Since my first trip to Florence, I'd lost some of the quixotic notions I'd once had about Italy, but I was still struck by the pure pleasure so frequently displayed in connection with Trattoria Garga. Those butterfly-bright walls, the Verdi bellowing from the kitchen...every night felt like New Year's Eve.
Now 2002 is another year I have rung in here. For a moment or two I think of my home in Boston; I miss my seven-year-old daughter. It is four o'clock in the morning, and the room is heavy with cigar smoke. Christmas lights still blink in the kitchen. Sharon, Garga, and I trade pictures. Garga takes out Magic Markers and draws me a picture on a white cloth napkin—a man in a rowboat on the Arno. He festoons it with dabs of the expensive scotch he is drinking until the colors bleed as on a tie-dye T-shirt; later, this damp memento will fill my entire suitcase with the scent of whisky, puzzling a customs officer.
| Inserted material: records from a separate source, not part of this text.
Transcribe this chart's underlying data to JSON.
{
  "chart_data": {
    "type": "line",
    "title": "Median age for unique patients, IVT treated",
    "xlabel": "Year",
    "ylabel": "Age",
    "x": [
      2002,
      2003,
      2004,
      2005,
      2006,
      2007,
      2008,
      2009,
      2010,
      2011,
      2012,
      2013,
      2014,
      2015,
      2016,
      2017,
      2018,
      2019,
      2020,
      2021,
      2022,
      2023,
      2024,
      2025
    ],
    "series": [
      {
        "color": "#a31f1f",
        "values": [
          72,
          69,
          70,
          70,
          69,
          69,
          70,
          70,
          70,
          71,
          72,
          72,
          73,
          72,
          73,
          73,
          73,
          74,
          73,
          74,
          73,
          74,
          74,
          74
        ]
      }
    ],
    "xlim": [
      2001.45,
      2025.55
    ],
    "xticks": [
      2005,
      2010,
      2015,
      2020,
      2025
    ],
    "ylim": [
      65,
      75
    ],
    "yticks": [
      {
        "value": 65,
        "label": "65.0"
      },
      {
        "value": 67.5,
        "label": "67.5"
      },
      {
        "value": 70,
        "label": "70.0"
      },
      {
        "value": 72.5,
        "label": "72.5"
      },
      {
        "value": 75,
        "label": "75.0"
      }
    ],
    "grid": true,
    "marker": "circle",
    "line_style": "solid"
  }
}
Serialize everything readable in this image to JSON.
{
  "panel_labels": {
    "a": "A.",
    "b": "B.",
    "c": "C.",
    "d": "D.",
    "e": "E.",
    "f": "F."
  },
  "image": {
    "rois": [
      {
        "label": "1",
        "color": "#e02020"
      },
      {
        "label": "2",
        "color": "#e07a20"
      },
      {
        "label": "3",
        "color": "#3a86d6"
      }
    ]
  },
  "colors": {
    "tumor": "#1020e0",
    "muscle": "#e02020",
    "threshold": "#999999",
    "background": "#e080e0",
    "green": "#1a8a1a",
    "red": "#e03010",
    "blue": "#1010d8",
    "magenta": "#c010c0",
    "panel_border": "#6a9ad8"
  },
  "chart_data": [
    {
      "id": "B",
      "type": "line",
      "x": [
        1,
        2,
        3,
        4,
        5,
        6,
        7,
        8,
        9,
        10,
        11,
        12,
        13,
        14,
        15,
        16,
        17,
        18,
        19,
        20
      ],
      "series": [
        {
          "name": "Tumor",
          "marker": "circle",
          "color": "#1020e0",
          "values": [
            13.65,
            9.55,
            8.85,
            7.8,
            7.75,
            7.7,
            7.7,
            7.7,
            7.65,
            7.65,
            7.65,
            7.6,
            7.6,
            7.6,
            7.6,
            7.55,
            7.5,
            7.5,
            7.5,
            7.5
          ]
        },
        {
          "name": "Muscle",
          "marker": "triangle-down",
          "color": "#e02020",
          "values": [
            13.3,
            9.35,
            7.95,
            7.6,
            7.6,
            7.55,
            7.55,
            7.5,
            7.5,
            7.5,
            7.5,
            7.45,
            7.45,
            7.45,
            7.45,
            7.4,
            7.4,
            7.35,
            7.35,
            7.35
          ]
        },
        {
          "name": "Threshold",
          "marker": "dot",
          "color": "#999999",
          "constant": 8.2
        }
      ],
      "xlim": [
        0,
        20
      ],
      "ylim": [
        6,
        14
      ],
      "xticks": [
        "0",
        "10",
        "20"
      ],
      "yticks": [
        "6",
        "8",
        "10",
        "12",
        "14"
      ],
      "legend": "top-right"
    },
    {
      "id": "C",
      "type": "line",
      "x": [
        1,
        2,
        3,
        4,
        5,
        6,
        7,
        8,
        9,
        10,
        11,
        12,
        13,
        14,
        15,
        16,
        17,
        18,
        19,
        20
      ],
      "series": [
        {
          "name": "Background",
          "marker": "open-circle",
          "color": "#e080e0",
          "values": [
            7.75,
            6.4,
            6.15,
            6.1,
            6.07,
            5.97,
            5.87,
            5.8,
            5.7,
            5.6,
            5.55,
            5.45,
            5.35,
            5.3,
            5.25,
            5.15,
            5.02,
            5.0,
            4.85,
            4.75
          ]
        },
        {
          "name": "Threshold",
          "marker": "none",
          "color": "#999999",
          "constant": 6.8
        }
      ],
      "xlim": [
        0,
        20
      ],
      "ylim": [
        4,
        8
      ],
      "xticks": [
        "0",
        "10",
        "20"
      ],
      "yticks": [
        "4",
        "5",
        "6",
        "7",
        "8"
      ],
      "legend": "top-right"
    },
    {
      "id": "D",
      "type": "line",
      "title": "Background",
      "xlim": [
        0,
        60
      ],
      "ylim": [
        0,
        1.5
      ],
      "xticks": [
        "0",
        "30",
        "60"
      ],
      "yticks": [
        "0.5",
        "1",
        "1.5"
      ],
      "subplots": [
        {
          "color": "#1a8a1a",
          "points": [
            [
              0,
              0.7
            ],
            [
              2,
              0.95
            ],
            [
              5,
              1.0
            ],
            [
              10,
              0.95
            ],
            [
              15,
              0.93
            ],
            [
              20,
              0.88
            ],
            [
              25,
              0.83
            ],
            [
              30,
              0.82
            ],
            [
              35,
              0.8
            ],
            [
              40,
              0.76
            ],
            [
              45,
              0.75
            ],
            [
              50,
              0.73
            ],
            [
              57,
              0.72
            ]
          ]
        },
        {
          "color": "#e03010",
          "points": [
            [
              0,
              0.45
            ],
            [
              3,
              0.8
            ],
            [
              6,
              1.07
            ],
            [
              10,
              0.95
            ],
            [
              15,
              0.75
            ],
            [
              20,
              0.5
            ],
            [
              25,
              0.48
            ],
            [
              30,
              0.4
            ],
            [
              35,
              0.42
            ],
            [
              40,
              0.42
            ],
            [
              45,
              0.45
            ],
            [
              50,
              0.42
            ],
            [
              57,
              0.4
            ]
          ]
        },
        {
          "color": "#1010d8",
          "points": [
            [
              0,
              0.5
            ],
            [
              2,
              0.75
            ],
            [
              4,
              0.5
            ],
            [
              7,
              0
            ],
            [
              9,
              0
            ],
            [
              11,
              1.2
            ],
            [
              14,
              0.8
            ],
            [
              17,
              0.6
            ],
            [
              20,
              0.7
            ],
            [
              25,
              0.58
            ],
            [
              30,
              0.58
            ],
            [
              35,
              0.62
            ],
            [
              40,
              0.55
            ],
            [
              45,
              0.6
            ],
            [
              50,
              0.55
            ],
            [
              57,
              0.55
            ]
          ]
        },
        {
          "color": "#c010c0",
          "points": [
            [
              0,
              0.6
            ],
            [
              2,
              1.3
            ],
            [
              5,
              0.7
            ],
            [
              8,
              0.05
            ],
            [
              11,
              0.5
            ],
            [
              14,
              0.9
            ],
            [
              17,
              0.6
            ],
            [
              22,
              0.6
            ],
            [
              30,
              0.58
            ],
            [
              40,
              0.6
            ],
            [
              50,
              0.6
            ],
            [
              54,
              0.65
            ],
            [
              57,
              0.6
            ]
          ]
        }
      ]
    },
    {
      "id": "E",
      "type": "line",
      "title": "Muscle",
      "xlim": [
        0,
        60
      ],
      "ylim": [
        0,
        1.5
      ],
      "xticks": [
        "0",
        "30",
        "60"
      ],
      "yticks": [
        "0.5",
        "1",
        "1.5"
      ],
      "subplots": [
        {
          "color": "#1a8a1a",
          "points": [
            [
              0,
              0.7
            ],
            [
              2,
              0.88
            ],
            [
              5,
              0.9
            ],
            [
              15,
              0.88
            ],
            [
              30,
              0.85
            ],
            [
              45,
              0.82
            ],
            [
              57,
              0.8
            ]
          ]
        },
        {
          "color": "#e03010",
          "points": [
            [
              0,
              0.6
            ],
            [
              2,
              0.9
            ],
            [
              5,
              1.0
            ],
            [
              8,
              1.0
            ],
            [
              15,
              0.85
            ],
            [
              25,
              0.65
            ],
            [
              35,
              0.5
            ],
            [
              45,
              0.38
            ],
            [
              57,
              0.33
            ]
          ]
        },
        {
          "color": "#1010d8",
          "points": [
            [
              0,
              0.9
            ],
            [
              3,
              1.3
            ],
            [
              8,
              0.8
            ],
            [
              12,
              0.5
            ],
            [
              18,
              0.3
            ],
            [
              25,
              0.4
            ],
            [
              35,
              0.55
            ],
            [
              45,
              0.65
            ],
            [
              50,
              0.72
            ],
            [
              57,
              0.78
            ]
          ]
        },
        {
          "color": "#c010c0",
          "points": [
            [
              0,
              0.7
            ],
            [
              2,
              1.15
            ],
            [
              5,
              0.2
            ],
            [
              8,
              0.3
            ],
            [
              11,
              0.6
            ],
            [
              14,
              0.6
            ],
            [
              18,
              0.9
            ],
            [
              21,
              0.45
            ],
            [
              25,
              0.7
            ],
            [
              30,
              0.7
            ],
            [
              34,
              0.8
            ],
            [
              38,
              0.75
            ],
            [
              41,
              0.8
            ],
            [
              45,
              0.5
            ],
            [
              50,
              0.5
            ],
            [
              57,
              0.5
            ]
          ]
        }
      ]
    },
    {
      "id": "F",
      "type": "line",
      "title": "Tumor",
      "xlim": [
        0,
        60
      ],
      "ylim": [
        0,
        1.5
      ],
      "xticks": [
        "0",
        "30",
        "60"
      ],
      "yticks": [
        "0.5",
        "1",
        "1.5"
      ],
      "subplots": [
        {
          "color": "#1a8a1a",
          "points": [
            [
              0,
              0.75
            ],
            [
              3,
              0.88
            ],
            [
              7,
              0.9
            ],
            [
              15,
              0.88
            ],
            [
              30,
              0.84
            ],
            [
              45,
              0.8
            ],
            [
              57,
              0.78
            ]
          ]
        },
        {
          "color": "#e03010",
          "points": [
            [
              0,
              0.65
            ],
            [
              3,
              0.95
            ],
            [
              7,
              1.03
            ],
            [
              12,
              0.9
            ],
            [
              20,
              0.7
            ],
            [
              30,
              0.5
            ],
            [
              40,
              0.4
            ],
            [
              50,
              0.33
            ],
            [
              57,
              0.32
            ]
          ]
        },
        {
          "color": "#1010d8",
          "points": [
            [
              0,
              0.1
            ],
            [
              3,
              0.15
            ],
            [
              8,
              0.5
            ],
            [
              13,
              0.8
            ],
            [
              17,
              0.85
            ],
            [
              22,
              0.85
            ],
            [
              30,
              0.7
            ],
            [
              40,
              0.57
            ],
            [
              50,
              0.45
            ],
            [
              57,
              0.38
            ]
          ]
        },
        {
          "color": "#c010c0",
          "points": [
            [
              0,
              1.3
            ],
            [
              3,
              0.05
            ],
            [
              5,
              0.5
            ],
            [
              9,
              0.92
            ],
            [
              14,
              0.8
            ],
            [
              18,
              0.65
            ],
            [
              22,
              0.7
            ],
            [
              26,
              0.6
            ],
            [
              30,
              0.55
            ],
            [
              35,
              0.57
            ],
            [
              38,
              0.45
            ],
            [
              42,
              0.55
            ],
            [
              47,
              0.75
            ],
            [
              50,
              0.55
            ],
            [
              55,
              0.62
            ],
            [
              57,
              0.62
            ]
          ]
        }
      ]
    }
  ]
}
In the end, we say good-bye not once but five or six times. I remember back ten years, at almost one o'clock in the morning on the first day of the New Year, champagne bottles empty. The border between server and diner, always thin at best here, had eroded completely. But one couple were still seated. Even by Florence's high standard they were both achingly good looking. He was sleek and Cary Grant–ish, and she was darkly radiant and doe-eyed in a chic black suit with a white cloth gardenia pinned to one lapel. They seemed to have eyes for no one but each other and sat with their hands clasped atop the table during the dancing and kissing. As I cleared the last of the dessert plates from their table, the girl smiled up at me. "What a beautiful flower," I said, and, in what seemed like a single graceful movement, she stood, kissed me on both cheeks, unfastened the white gardenia from her own lapel, and pinned it to my own, pale blue shirt.